The import tariff rate of ferrosilicon and manganese silicon is relatively low, only 1%. The ferroalloy industry belongs to a low value-added and high energy consumption industry, and the country does not encourage its exports. Compared to imports, the export tariff rate is higher, with 25% for silicon iron and 20% for manganese silicon.
Production cost of ferrosilicon and manganese silicon
The production cost of ferrosilicon mainly consists of electricity, silica, and blue charcoal. Among them, electricity accounts for the largest proportion of the production cost of ferrosilicon, accounting for about 60-70%, while blue carbon accounts for about 25-30%. Silica is cheap and has a very low cost proportion, accounting for about 2%.

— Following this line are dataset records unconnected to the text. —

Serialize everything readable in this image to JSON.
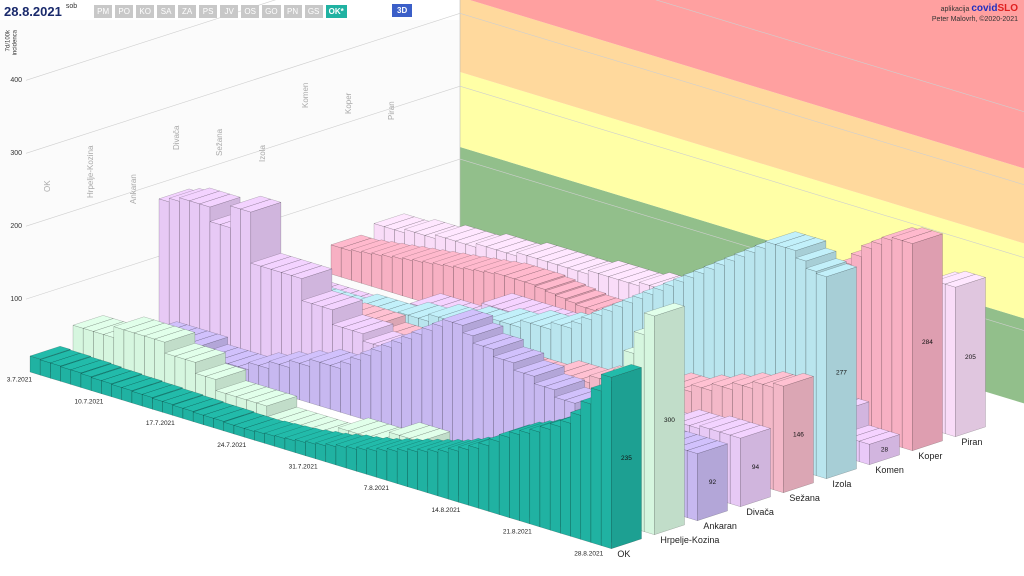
{
  "header": {
    "date": "28.8.2021",
    "weekday": "sob",
    "regions": [
      "PM",
      "PO",
      "KO",
      "SA",
      "ZA",
      "PS",
      "JV",
      "OS",
      "GO",
      "PN",
      "GS",
      "OK*"
    ],
    "view": "3D",
    "app_label": "aplikacija",
    "app_name_1": "covid",
    "app_name_2": "SLO",
    "author": "Peter Malovrh, ©2020-2021"
  },
  "chart_data": {
    "type": "bar3d",
    "y_label": [
      "7d/100k",
      "incidenca"
    ],
    "ylim": [
      0,
      480
    ],
    "yticks": [
      100,
      200,
      300,
      400
    ],
    "grid": true,
    "categories": [
      "3.7.2021",
      null,
      null,
      null,
      null,
      null,
      null,
      "10.7.2021",
      null,
      null,
      null,
      null,
      null,
      null,
      "17.7.2021",
      null,
      null,
      null,
      null,
      null,
      null,
      "24.7.2021",
      null,
      null,
      null,
      null,
      null,
      null,
      "31.7.2021",
      null,
      null,
      null,
      null,
      null,
      null,
      "7.8.2021",
      null,
      null,
      null,
      null,
      null,
      null,
      "14.8.2021",
      null,
      null,
      null,
      null,
      null,
      null,
      "21.8.2021",
      null,
      null,
      null,
      null,
      null,
      null,
      "28.8.2021"
    ],
    "series": [
      {
        "name": "OK",
        "color": "#20b2a2",
        "values": [
          22,
          21,
          21,
          20,
          20,
          19,
          18,
          18,
          17,
          17,
          16,
          16,
          15,
          15,
          14,
          14,
          13,
          13,
          13,
          12,
          12,
          12,
          13,
          14,
          15,
          16,
          18,
          20,
          22,
          25,
          28,
          30,
          33,
          36,
          40,
          44,
          48,
          52,
          56,
          60,
          64,
          70,
          76,
          82,
          90,
          100,
          110,
          118,
          124,
          130,
          138,
          146,
          155,
          170,
          190,
          212,
          235
        ]
      },
      {
        "name": "Hrpelje-Kozina",
        "color": "#d6f6df",
        "values": [
          45,
          45,
          45,
          45,
          60,
          60,
          60,
          60,
          60,
          45,
          45,
          45,
          30,
          30,
          15,
          15,
          15,
          15,
          15,
          0,
          0,
          0,
          0,
          0,
          0,
          0,
          15,
          15,
          15,
          15,
          15,
          30,
          30,
          30,
          15,
          15,
          15,
          15,
          15,
          15,
          30,
          30,
          45,
          45,
          60,
          60,
          60,
          75,
          90,
          105,
          120,
          150,
          180,
          210,
          240,
          270,
          300
        ]
      },
      {
        "name": "Ankaran",
        "color": "#c7b8f0",
        "values": [
          20,
          20,
          20,
          30,
          30,
          30,
          30,
          30,
          20,
          20,
          20,
          20,
          20,
          30,
          30,
          40,
          40,
          50,
          50,
          60,
          60,
          60,
          70,
          80,
          90,
          100,
          110,
          120,
          130,
          140,
          150,
          160,
          170,
          170,
          160,
          150,
          150,
          140,
          140,
          130,
          130,
          120,
          120,
          110,
          110,
          100,
          100,
          100,
          95,
          95,
          92,
          92,
          92,
          92,
          92,
          92,
          92
        ]
      },
      {
        "name": "Divača",
        "color": "#e7c9f5",
        "values": [
          180,
          185,
          190,
          190,
          190,
          170,
          170,
          200,
          200,
          130,
          130,
          130,
          130,
          130,
          100,
          100,
          100,
          80,
          80,
          80,
          70,
          70,
          70,
          60,
          60,
          60,
          50,
          50,
          50,
          60,
          60,
          60,
          70,
          70,
          70,
          60,
          60,
          60,
          50,
          50,
          50,
          60,
          60,
          60,
          70,
          70,
          70,
          80,
          80,
          80,
          90,
          90,
          90,
          94,
          94,
          94,
          94
        ]
      },
      {
        "name": "Sežana",
        "color": "#f3b8c8",
        "values": [
          30,
          30,
          30,
          30,
          40,
          40,
          40,
          40,
          50,
          50,
          50,
          50,
          50,
          60,
          60,
          60,
          60,
          50,
          50,
          50,
          50,
          40,
          40,
          40,
          40,
          40,
          50,
          50,
          50,
          50,
          60,
          60,
          60,
          60,
          70,
          70,
          70,
          70,
          80,
          80,
          80,
          80,
          90,
          90,
          90,
          100,
          100,
          100,
          110,
          110,
          120,
          120,
          130,
          130,
          140,
          140,
          146
        ]
      },
      {
        "name": "Izola",
        "color": "#b9e5ee",
        "values": [
          30,
          30,
          30,
          30,
          30,
          30,
          30,
          30,
          30,
          30,
          40,
          40,
          40,
          40,
          40,
          50,
          50,
          50,
          60,
          60,
          60,
          70,
          70,
          70,
          80,
          80,
          80,
          90,
          90,
          90,
          100,
          100,
          110,
          120,
          130,
          140,
          150,
          160,
          170,
          180,
          190,
          200,
          210,
          220,
          230,
          240,
          250,
          260,
          270,
          280,
          290,
          300,
          300,
          300,
          290,
          280,
          277
        ]
      },
      {
        "name": "Komen",
        "color": "#e9c9f8",
        "values": [
          0,
          0,
          0,
          0,
          0,
          0,
          0,
          0,
          0,
          0,
          0,
          0,
          30,
          30,
          30,
          30,
          30,
          30,
          30,
          60,
          60,
          60,
          60,
          60,
          60,
          60,
          30,
          30,
          30,
          30,
          30,
          30,
          30,
          0,
          0,
          0,
          0,
          0,
          0,
          0,
          30,
          30,
          30,
          30,
          30,
          30,
          30,
          60,
          60,
          60,
          60,
          60,
          60,
          60,
          28,
          28,
          28
        ]
      },
      {
        "name": "Koper",
        "color": "#f7b0c3",
        "values": [
          40,
          40,
          42,
          44,
          46,
          48,
          50,
          52,
          54,
          56,
          58,
          60,
          62,
          64,
          66,
          68,
          70,
          70,
          70,
          70,
          68,
          66,
          64,
          62,
          60,
          60,
          62,
          64,
          66,
          70,
          74,
          78,
          82,
          86,
          90,
          95,
          100,
          105,
          110,
          118,
          126,
          134,
          142,
          150,
          160,
          170,
          180,
          190,
          200,
          215,
          230,
          245,
          260,
          270,
          280,
          284,
          284
        ]
      },
      {
        "name": "Piran",
        "color": "#f9dcf8",
        "values": [
          50,
          50,
          50,
          55,
          55,
          55,
          60,
          60,
          60,
          60,
          65,
          65,
          65,
          65,
          70,
          70,
          70,
          70,
          70,
          70,
          70,
          75,
          75,
          75,
          75,
          75,
          80,
          80,
          80,
          80,
          80,
          85,
          85,
          85,
          85,
          90,
          90,
          90,
          95,
          95,
          100,
          100,
          105,
          110,
          115,
          120,
          125,
          130,
          140,
          150,
          160,
          170,
          180,
          190,
          200,
          205,
          205
        ]
      }
    ]
  }
}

The production cost of manganese silicon alloy mainly consists of manganese ore, electricity, and coke, with manganese ore accounting for about 60%, electricity bills of about 20% -25%, and coke of about 10% -15%.
Factors Influencing the Price of Ferrosilicon and Manganese Silicon
International manganese price. Since 2003, the rapid development of the domestic steel industry has promoted the demand for manganese alloys, leading to a sharp increase in China's manganese ore imports. In recent years, China's manganese ore imports account for about one-third of the total demand. Therefore, the fluctuations in international manganese ore prices have a significant impact on domestic manganese silicon prices.

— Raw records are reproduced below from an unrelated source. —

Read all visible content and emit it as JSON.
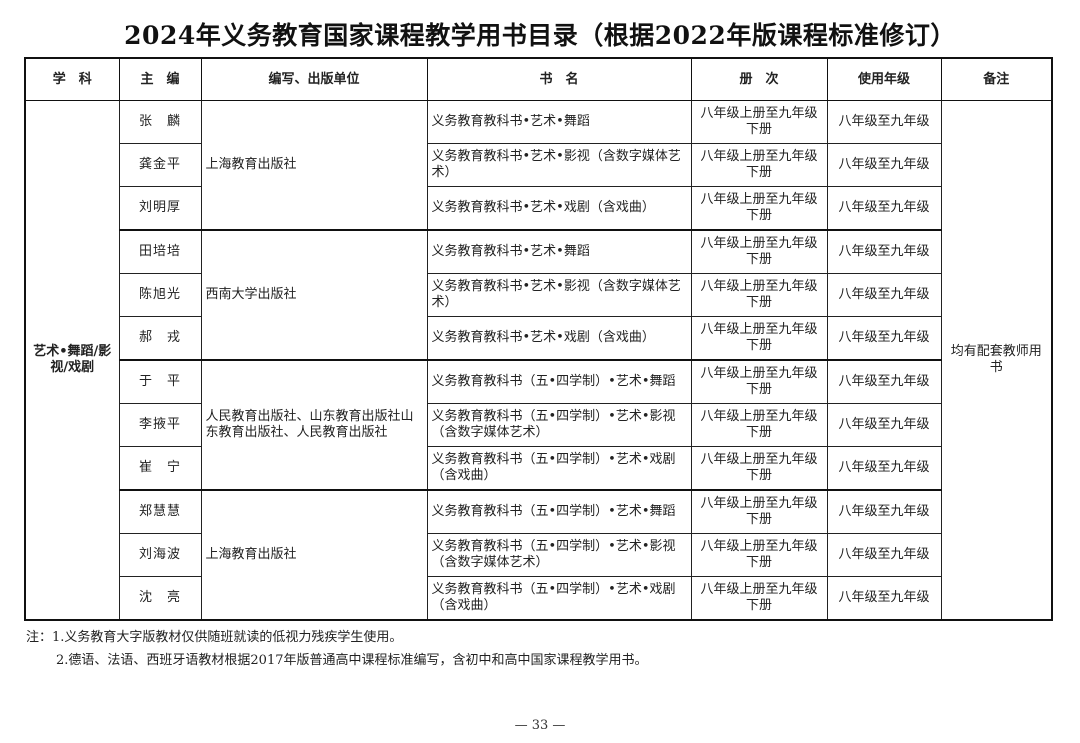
{
  "title": "2024年义务教育国家课程教学用书目录（根据2022年版课程标准修订）",
  "table": {
    "headers": [
      "学　科",
      "主　编",
      "编写、出版单位",
      "书　名",
      "册　次",
      "使用年级",
      "备注"
    ],
    "subject": "艺术•舞蹈/影视/戏剧",
    "remark": "均有配套教师用书",
    "groups": [
      {
        "publisher": "上海教育出版社",
        "rows": [
          {
            "editor": "张　麟",
            "book": "义务教育教科书•艺术•舞蹈",
            "volume": "八年级上册至九年级下册",
            "grade": "八年级至九年级"
          },
          {
            "editor": "龚金平",
            "book": "义务教育教科书•艺术•影视（含数字媒体艺术）",
            "volume": "八年级上册至九年级下册",
            "grade": "八年级至九年级"
          },
          {
            "editor": "刘明厚",
            "book": "义务教育教科书•艺术•戏剧（含戏曲）",
            "volume": "八年级上册至九年级下册",
            "grade": "八年级至九年级"
          }
        ]
      },
      {
        "publisher": "西南大学出版社",
        "rows": [
          {
            "editor": "田培培",
            "book": "义务教育教科书•艺术•舞蹈",
            "volume": "八年级上册至九年级下册",
            "grade": "八年级至九年级"
          },
          {
            "editor": "陈旭光",
            "book": "义务教育教科书•艺术•影视（含数字媒体艺术）",
            "volume": "八年级上册至九年级下册",
            "grade": "八年级至九年级"
          },
          {
            "editor": "郝　戎",
            "book": "义务教育教科书•艺术•戏剧（含戏曲）",
            "volume": "八年级上册至九年级下册",
            "grade": "八年级至九年级"
          }
        ]
      },
      {
        "publisher": "人民教育出版社、山东教育出版社山东教育出版社、人民教育出版社",
        "rows": [
          {
            "editor": "于　平",
            "book": "义务教育教科书（五•四学制）•艺术•舞蹈",
            "volume": "八年级上册至九年级下册",
            "grade": "八年级至九年级"
          },
          {
            "editor": "李掖平",
            "book": "义务教育教科书（五•四学制）•艺术•影视（含数字媒体艺术）",
            "volume": "八年级上册至九年级下册",
            "grade": "八年级至九年级"
          },
          {
            "editor": "崔　宁",
            "book": "义务教育教科书（五•四学制）•艺术•戏剧（含戏曲）",
            "volume": "八年级上册至九年级下册",
            "grade": "八年级至九年级"
          }
        ]
      },
      {
        "publisher": "上海教育出版社",
        "rows": [
          {
            "editor": "郑慧慧",
            "book": "义务教育教科书（五•四学制）•艺术•舞蹈",
            "volume": "八年级上册至九年级下册",
            "grade": "八年级至九年级"
          },
          {
            "editor": "刘海波",
            "book": "义务教育教科书（五•四学制）•艺术•影视（含数字媒体艺术）",
            "volume": "八年级上册至九年级下册",
            "grade": "八年级至九年级"
          },
          {
            "editor": "沈　亮",
            "book": "义务教育教科书（五•四学制）•艺术•戏剧（含戏曲）",
            "volume": "八年级上册至九年级下册",
            "grade": "八年级至九年级"
          }
        ]
      }
    ]
  },
  "notes": {
    "note1": "注：1.义务教育大字版教材仅供随班就读的低视力残疾学生使用。",
    "note2": "2.德语、法语、西班牙语教材根据2017年版普通高中课程标准编写，含初中和高中国家课程教学用书。"
  },
  "page_number": "— 33 —"
}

Transportation costs. Silicon iron and manganese silicon in China are mainly concentrated in the northwest and southwest regions, while the steel industry is mainly distributed in North and East China. The difference in origin and consumption has led to higher transportation costs for ferroalloys. Ferroalloys in some western provinces can be transported by railway, with relatively lower costs; The cost of road transportation is relatively high. Taking Jiangsu as an example: Currently, transporting ferrosilicon from Ningxia to Jiangsu is mainly done by car, with a transportation cost of around 500 yuan per ton. And the ferroalloys in Inner Mongolia are mainly transported by truck. In addition, ferroalloy production enterprises in areas where hydropower is the energy source have obvious seasonal characteristics, uneven annual production distribution, and increased transportation difficulties and costs. And some ferroalloy enterprises in the north will also increase transportation costs due to cold winter weather.

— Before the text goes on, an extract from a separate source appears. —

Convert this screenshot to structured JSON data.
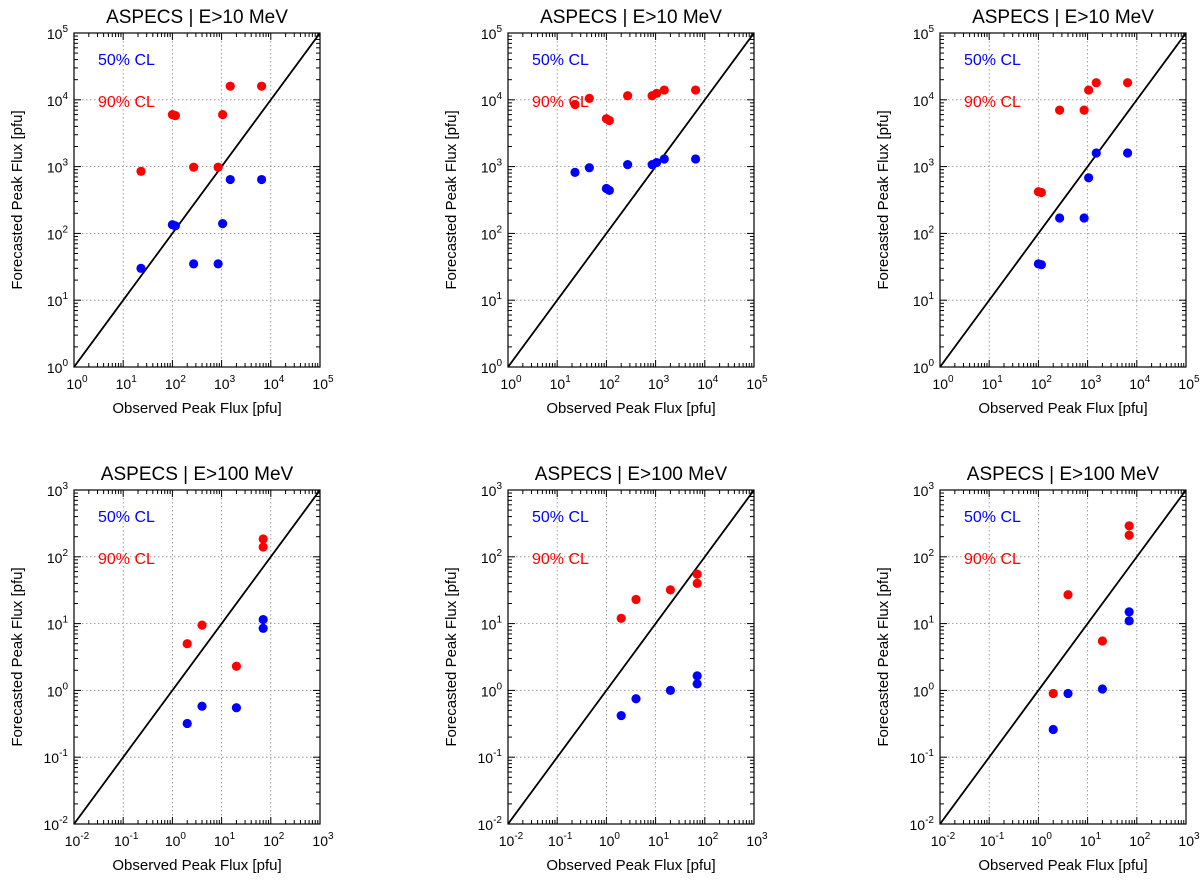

Electricity prices. Ferroalloys are a high energy consuming (power) industry, and electricity accounts for a relatively high proportion of its costs. With the consumption and shortage of energy worldwide, the impact of electricity costs on the ferroalloy industry will become increasingly significant. Therefore, the price of ferroalloys will fluctuate with changes in electricity prices, mainly due to national regulation and high and low water periods.
Of course, the other is the national macro policy.
Although these two small varieties have just been launched for less than 3 years, at some times, the price fluctuations are even more exciting or risky. However, as little brothers in steel products, as long as the thread does not hit a recent low, these two children will continue to follow suit. Regarding the delivery and fundamental analysis of ferrosilicon and manganese silicon futures, more experts are waiting for you on the tide.